As reminiscências do passado na festa dos setenta. “a questao do por que comecou a escrever” incógnita que permanece. “…traficantes e parlamentares entretinham-se uns aos outros no salão…” aqui meteu o dedo na ferida e escancarou as portas da percepção! alinhando duas “catigurias” de pessoas (…seria classes?). Essa crítica velada aos costumes da sociedade e sua respectiva hipocrisia evoca (a prosa rodrigueana de “bonitinha mais ordinária”).
…E por fim o patinho se tornou cisne.
Que posso dizer mais? Parabéns pra você!
entre os opostos(? ) querer vejam o cisne e impressionar os que nem cisne vêem, escreve-se.
leio. belo.
Muito bom mesmo… Quem ama o patinho cisne lhe parece…
Parabéns Sérgio. E como sempre, aquela boa dose de ironia dos textos que aparecem no Sobrescritos.
Frase excelente, perfeita e sintética.
Parabéns, Sergio!
“Depois disso, não soube de mais nada até que o calor o acordou em sua cama ao meio-dia”.

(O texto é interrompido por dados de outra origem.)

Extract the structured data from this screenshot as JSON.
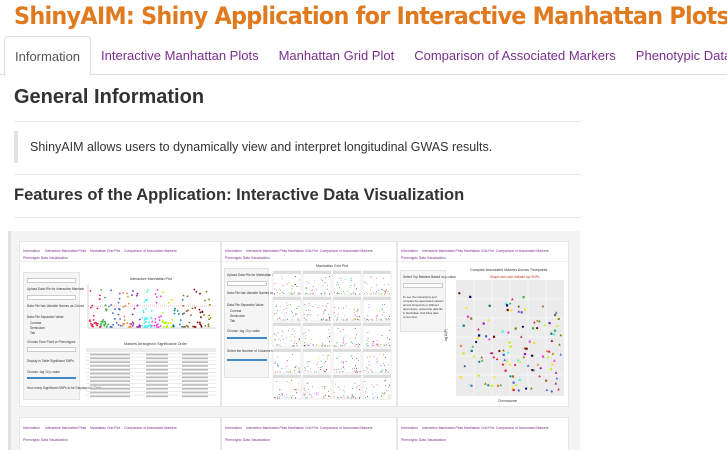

Me deu até esperança de dormir melhor com os cabelos brancos formando franja.
Imaginava o Sérgio Rodrigues um respeitável Sr. de cabelos brancos, é um guri (respeitável também, mas guri)…li tua entrevista, e vi tua foto, feita há tempos no Digestivo. Gostei do que falaste, assim como do que tu escreves…vou começar a ler As Sementes…compramos “à meia”, uma amiga e eu.
Sérgio, e tem algo que se faça na adolescência (só nela?) que não seja motivado pelo pequeno patinho feio que tem dentro da gente?